Although everyone probably knows a smoking addict, there is another addiction that is fast becoming the worlds most common addiction, which is making a mockery of the human race, and that is eating. If you are fat and can’t stop yourself from shovelling that extra burger into your mouth, or from drinking another bottle of fizzy soda, why do you think you are overweight? The very fact you can’t moderate and control your eating clearly spells out that you are addicted. Similarly, on the opposite side of the coin, although sufferers of anorexia claim that by managing the amount of food they eat, they are the ones in control, they too have been manipulated by the dopamine fix they receive from not eating enough, and have become addicted to thinking that they are the ones in control. The reasoning behind addiction, therefore, has less to do with the chemicals we introduce into our bodies, and more to do with the invisible reasons that fuel it. We adapt to our environment.
There may be a few medical exceptions but the long and short of it is, if you’re overweight, you have an unhealthy addiction to food. Similarly, if you are under-nourished and suffer from one of the major eating disorders such as anorexia or bulimia, you too will be addicted to the idea of not eating. If you are fixated by your weight enough to have drastically diverged from your healthy food intake, you are suffering from an addiction. It is maybe for this very reason that the labelling of addiction as a disease helps to categorise the plethora of disorders into an ‘easy to understand’ bracket, taking the blame away from the person afflicted by it, making it the fault of the disease, not the individual’s will-power. My point is that the ‘disease’ is not the cause but the symptom. This blog is about reinvigorating your will power. No-one is blaming you in the slightest for where you are at the moment. The invisible reasoning and thought processes you have are completely out of your control; but you, and only you, have the power to turn the tables now.
When it comes to self-control and composure, there is one addiction that hits sufferers much harder and can potentially last for much longer than others and that is addiction to grief. Most people naturally transgress beyond everyday misery when faced with the death of a loved one or the break up of a previously perfect relationship. As strange as it may sound, however, grief can subconsciously turn into an addiction. It’s shit but we will all suffer loss at some point or another, that is just the way life is. The way we deal with it, however, differs immensely. The loss of a loved one is always going to be painful but the grieving process should not control your existence. Yes, it’s very normal to be heartbroken and inconsolable in the immediate aftermath of the event but that should not last. Self-control is paramount in these circumstances.

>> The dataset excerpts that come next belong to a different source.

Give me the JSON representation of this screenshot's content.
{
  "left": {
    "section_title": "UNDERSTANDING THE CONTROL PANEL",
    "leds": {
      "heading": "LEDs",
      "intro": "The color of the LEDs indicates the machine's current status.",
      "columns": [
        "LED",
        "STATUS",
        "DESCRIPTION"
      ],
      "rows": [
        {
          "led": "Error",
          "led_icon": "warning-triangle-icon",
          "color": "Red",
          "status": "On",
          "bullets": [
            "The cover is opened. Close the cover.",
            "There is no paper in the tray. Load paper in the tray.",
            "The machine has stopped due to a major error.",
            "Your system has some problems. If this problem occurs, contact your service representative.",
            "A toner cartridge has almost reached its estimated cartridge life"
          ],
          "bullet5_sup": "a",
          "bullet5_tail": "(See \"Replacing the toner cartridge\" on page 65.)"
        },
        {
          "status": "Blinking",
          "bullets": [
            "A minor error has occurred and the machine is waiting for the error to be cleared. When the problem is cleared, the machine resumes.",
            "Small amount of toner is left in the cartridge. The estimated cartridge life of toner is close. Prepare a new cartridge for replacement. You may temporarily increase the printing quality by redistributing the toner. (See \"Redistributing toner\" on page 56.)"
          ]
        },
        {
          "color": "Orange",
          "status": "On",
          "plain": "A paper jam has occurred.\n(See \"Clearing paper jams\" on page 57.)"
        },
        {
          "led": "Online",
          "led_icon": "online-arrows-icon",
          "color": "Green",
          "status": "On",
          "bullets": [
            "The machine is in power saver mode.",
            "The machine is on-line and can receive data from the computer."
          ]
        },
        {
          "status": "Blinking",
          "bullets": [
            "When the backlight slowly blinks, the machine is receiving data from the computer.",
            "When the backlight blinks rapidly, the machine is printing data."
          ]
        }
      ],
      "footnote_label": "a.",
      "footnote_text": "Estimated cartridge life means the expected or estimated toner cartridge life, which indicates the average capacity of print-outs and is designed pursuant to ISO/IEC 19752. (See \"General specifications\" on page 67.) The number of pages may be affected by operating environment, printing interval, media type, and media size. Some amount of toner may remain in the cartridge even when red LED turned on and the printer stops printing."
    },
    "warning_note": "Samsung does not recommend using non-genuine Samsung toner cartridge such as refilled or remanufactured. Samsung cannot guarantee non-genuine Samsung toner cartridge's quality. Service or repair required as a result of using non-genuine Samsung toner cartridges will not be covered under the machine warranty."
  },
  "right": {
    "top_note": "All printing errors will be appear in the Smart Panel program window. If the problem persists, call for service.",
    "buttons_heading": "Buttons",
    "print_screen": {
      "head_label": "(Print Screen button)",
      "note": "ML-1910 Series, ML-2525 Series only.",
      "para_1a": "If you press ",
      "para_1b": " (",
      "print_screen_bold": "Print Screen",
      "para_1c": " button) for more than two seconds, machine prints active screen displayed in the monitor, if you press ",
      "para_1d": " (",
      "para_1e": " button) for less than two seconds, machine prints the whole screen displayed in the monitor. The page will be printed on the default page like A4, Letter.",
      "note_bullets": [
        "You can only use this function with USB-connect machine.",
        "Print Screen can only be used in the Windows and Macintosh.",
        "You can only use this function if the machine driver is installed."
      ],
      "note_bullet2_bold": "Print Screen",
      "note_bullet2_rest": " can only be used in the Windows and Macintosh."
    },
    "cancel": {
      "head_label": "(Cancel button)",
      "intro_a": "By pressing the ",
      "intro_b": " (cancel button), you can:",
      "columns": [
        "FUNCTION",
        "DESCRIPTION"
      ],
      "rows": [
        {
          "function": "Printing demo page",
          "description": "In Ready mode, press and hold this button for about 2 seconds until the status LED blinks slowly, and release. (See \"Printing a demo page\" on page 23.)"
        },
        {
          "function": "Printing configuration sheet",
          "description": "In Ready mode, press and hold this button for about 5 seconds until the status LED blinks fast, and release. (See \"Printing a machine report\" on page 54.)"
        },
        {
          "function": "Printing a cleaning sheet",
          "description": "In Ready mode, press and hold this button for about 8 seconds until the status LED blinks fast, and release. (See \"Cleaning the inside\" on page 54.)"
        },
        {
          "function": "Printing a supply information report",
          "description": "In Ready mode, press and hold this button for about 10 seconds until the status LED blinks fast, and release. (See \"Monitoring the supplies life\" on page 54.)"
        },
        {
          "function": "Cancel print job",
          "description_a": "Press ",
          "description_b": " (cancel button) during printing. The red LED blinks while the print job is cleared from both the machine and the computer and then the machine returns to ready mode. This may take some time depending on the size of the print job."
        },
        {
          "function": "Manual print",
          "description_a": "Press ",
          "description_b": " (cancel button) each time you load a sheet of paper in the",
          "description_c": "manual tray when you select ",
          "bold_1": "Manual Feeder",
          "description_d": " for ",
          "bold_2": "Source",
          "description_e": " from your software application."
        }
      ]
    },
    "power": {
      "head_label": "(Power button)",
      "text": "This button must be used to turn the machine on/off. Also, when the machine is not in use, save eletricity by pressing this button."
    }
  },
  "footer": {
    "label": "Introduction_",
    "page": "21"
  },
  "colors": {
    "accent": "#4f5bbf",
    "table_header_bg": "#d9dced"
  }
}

Researchers at the University of California, Los Angeles conducted a study between ‘complicated’ and ‘un-complicated’ grief-stricken individuals, finding that long-term grief activates neurons in the reward centre of the brain, potentially giving memories addictive-like qualities. Mary-Frances O’Connor, the assistant professor of psychiatry and lead author of the study stated, ‘the idea is that when our loved ones are alive, we get a rewarding cue from seeing them or things that remind us of them. After the loved one dies, those who adapt to the loss stop getting this neural reward. But those who don’t adapt continue to crave it, because each time they do see a cue, they still get that neural reward’. She then went on to state that all of this is outside conscious thought, which ties in perfectly with the invisible thought processes linked to addiction, which will be comprehensively explained in a later blog.
If you have recently lost a loved one, or have broken up with the person you thought you were going to spend the rest of your life with and can’t seem to get over your loss after what feels like a normal period of time, there is a strong possibility that you are addicted to your grief. It sounds like a very peculiar thing to be addicted to but by following the later mentioned approach to freeing yourself from its grip, you will be able to recommence a healthy existence and gain back your self-control.